Cashing out a 401(k) from a former employer is not a difficult task. In most cases, you contact the plan administrator for the appropriate paper work, fill it out, send it to the financial institution that manages the 401(k), and wait for the check to come in the mail or for the electronic transfer.
Handling a Previous 401(k)
You usually have a few options when it comes to handling a 401(k) from a former employer. These include leaving the 401(k) where it is, rolling it into a taxable or nontaxable Individual retirement account, transferring it to a 401(k) with your current employer and cashing it out. Of all your options, cashing out will cost you the most now and in the future. You will have to pay income taxes on the withdrawal along with a 10 percent early withdrawal penalty. You'll also lose the tax benefits offered by the 401(k) as a qualified retirement plan.
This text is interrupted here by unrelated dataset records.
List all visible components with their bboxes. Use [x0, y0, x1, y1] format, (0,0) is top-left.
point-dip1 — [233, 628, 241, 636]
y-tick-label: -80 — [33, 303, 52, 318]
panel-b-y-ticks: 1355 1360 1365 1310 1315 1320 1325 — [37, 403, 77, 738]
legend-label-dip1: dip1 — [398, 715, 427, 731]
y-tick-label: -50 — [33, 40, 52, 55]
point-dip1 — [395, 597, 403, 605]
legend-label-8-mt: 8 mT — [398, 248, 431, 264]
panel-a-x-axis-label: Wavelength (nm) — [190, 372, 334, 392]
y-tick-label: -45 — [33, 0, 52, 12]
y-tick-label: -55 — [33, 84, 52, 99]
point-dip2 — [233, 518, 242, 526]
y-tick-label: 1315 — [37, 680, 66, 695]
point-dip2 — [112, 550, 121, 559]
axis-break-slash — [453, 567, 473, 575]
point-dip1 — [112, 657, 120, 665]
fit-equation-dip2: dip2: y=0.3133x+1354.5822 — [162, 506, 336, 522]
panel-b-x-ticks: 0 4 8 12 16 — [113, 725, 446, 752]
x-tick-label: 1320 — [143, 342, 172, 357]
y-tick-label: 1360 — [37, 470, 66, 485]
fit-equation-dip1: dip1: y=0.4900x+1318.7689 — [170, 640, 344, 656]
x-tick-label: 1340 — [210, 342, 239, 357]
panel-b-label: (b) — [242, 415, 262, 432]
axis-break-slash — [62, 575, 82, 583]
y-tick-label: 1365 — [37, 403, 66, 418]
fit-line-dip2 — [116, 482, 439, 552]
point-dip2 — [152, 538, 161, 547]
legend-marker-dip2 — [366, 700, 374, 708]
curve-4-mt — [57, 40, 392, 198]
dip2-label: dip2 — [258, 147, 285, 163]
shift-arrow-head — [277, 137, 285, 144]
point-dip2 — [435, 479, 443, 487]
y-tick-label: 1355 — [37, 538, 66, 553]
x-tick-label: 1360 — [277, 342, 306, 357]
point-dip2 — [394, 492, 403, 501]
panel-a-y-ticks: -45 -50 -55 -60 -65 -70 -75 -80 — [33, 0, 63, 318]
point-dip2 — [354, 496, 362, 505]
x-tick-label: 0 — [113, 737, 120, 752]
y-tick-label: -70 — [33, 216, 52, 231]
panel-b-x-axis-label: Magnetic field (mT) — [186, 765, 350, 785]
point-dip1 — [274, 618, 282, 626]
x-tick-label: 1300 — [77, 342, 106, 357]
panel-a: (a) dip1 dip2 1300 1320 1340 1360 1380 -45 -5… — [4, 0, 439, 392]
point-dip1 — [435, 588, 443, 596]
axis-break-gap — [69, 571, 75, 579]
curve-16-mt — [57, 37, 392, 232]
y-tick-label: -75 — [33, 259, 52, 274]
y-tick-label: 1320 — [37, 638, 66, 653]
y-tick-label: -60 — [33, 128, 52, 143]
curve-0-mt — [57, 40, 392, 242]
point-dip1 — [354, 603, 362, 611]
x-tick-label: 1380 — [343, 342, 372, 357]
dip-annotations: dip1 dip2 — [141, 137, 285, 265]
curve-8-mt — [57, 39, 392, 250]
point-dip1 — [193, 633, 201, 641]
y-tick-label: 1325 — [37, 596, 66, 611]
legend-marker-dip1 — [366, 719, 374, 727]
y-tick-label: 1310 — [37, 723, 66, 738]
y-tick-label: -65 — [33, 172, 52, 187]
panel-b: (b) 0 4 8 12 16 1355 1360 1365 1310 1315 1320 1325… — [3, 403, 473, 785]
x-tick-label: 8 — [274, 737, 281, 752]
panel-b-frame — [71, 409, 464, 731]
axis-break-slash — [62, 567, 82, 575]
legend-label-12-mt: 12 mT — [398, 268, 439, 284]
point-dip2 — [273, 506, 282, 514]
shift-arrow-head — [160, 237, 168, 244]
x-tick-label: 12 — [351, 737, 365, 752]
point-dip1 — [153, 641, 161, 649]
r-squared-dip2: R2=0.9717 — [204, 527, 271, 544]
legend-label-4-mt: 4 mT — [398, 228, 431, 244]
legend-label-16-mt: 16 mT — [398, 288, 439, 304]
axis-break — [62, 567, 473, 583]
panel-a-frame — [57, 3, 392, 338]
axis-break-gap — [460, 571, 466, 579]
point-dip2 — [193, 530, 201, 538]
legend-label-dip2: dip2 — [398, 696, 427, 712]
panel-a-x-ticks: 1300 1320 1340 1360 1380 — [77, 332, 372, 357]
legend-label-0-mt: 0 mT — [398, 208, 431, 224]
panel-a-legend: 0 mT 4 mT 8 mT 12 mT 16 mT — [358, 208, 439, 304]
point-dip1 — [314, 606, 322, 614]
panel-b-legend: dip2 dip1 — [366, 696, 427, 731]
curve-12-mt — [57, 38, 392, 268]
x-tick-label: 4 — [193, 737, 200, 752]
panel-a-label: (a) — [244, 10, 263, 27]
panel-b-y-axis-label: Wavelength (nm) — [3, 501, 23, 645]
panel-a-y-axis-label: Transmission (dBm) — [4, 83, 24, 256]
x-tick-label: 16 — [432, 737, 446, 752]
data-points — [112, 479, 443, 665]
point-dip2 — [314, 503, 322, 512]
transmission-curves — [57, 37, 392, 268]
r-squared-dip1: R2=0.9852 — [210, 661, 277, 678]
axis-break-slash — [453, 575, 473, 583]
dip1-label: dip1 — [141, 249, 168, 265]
If you decide to do a lump-sum payout of your entire 401(k) balance, contact your plan administrator for the distribution procedures and paperwork. Most provide an 800 number to contact a distribution specialist to help you with the process. Keep in mind that the plan is required to withhold 20 percent of the distribution for taxes and you'll pay a 10 percent early withdrawal penalty when you file your taxes for the year. In other words, for every $1,000 you distribute, $200 is withheld for taxes and another $100 penalty is due when you file taxes.
Partial Cash Out
If you only need some of the cash in the account, you can withdraw that amount and leave the rest in the 401(k) or do a direct rollover to an IRA with the remaining funds. This allows you to avoid the tax withholding and early withdrawal penalty on the money you leave in the 401(k) or roll to an IRA. It also keeps that part of your savings growing tax deferred, meaning you pay no taxes until distributing the money during retirement.
Rolling Over Your 401(k)
If you roll over your 401(k), you can do it directly from your 401(k) plan to your new IRA account. This way no taxes are withheld. Set up an IRA with the financial institution of your choice, and its representative will help you contact the institution that manages your 401(k) plan to request a direct rollover. When you do the rollover, you can choose to have a percentage of the account distributed to you in the form of a check, but this part is subject to tax and penalties. You can also withdraw cash from your IRA after you roll over funds, but you'll pay taxes and the 10-percent penalty until you reach the age of 59 and six months.
You can use the 60-day rule to access short-term cash, but you'll have to get the cash back into your new IRA within 60 days of the withdrawal to avoid penalties and taxes. Instead of having the 401(k) plan send the funds directly to your new account, you can request a check and deposit the funds to the new IRA within the 60-day period. It is still considered a nontaxable rollover if the same amount you withdraw is deposited within the 60-day time frame. Otherwise, you pay ordinary income tax and the early withdrawal penalty on any cash not put in the IRA. You can only use the 60-day rule one time per year.